The generator will need to lose if the discriminator becomes strong. 

### Loss Function for MinMax Game

Learn discriminator weights to **maximize the probability** that it labels a real image as real, and a generated image as fake. 

What loss function should we use? **Binary Cross-Entropy**, it's just a binary classification problem. 

Now, what is the loss function of the Generator? The **Discriminator**. You are learning this classifier that becomes the loss function of the generator. 

If the discriminator is performing WELL, the generator is NOT performing well. 



## The Generator Training Trick 

If Discriminator has a low loss --> Generator has a high loss 

and vice versa. 

Generator tries to **increase** the loss of the discriminator; we are trying to MAXIMIZE IT! 

This is now Gradient **Ascent**! 

You don't need to do anything fancy! From the POV of the generator, just say the ground truth label is 0 (real) even though the output is synthetically generated! 

## Problems of Training GANs 

1. Vanishing Gradients 

This happens a lot if one becomes too much stronger than the other. If the discriminator is too good, then the generator WILL NOT LEARN! 

Remember that we are using the discrimiantor as a **loss function** for the generator. 

If the discriminator is too good, small changes in generator weights **won't change the discriminator output** 

If small changes in generator weights make no difference, then we can't incrementally improve the generator 

2. Mode Collapse 
Stuck at local optimum. 

If the generator starts producing the **same output**, the best strategy for the discriminator is to **reject that output**. 

If the discriminator is stuck in a **local optimum**, it cannot adapt to the generator! If the discriminator is bad at "1", the generator will just generate 1 to minize the loss. 

3. Difficulty with Convergence 

Due to the MinMax optimization process, training Vanilla GANs is **very difficult**. It is difficult to numerically see whether there is progress! 

- LeakyReLU 
- Batch Norm 
- Regularize Discriminator Weights & Adding noise to discriminator inputs

## GAN Applications 

1. Grayscale to Color 

- Convert to grayscale 
- Conditional Generator back to color (This is NOT passing noise!)
- Use Discriminator the same way!

![image.png](attachment:image.png)

2. Conditional Generation 

How could we have a GAN trained on MNIST output only specific digits? 

During training: 
- Pass 1-hot encoding of class to BOTH generator and discriminator 
 This is such that the generator is **learning conditionally**. 

3. Style Transfer 

Cycle GAN: Cycle loss is reconstruction loss between input to cyclegan to output of cyclegan to ensure consistency.

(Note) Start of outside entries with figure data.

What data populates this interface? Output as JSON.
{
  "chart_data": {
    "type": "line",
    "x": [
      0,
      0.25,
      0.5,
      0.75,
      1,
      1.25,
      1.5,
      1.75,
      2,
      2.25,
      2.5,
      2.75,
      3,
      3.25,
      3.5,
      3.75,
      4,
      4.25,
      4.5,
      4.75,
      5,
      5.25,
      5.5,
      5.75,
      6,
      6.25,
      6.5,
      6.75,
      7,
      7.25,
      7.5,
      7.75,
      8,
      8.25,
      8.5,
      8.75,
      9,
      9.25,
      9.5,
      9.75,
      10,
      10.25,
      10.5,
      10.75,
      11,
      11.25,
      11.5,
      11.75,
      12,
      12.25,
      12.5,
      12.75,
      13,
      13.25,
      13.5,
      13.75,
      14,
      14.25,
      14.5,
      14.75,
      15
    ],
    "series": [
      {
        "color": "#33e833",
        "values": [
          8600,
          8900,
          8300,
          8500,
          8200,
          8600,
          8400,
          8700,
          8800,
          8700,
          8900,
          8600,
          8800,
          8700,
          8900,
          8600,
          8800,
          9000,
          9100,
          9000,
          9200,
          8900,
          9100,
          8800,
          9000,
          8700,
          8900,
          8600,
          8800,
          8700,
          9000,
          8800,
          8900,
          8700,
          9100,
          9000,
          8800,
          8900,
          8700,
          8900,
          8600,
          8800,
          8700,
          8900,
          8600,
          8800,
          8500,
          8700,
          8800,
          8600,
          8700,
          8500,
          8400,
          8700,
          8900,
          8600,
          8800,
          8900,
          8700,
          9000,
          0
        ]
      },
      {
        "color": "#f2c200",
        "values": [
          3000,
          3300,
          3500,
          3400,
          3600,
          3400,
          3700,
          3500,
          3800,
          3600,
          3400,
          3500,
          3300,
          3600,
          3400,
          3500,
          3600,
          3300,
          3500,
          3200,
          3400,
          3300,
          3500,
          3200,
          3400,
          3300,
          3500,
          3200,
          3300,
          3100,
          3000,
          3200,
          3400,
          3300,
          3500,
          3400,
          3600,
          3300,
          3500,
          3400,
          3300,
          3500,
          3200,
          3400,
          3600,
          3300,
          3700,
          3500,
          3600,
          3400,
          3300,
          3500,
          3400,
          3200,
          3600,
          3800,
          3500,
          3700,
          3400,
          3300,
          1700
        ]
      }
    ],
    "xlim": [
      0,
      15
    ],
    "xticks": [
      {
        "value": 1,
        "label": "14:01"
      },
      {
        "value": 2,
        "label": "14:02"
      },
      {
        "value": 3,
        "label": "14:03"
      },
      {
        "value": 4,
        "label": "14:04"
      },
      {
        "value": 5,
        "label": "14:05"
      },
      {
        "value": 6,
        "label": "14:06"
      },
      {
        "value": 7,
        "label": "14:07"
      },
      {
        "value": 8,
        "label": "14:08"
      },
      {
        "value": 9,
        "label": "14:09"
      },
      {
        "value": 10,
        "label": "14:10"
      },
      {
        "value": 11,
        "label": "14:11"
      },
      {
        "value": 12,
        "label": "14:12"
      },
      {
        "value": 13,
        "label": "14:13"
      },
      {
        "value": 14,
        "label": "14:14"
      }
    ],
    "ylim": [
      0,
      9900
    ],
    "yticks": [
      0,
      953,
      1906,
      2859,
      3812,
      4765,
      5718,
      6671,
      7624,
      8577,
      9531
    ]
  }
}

![image.png](attachment:image.png)

Take zebras, replace with horses. 

But the catch is that, nothing will push the generator to keep everything else the same! 

The fake horse image is passed into another autoencoder, and reconstruct back the input original zebra image. 

The idea is for the background and things to be similar. The reconstruction loss is done to ensure the background is consistent with the original image! If the horse image is terrible (doesn't preserve background), then it's difficult to reconstruct it back into zebras!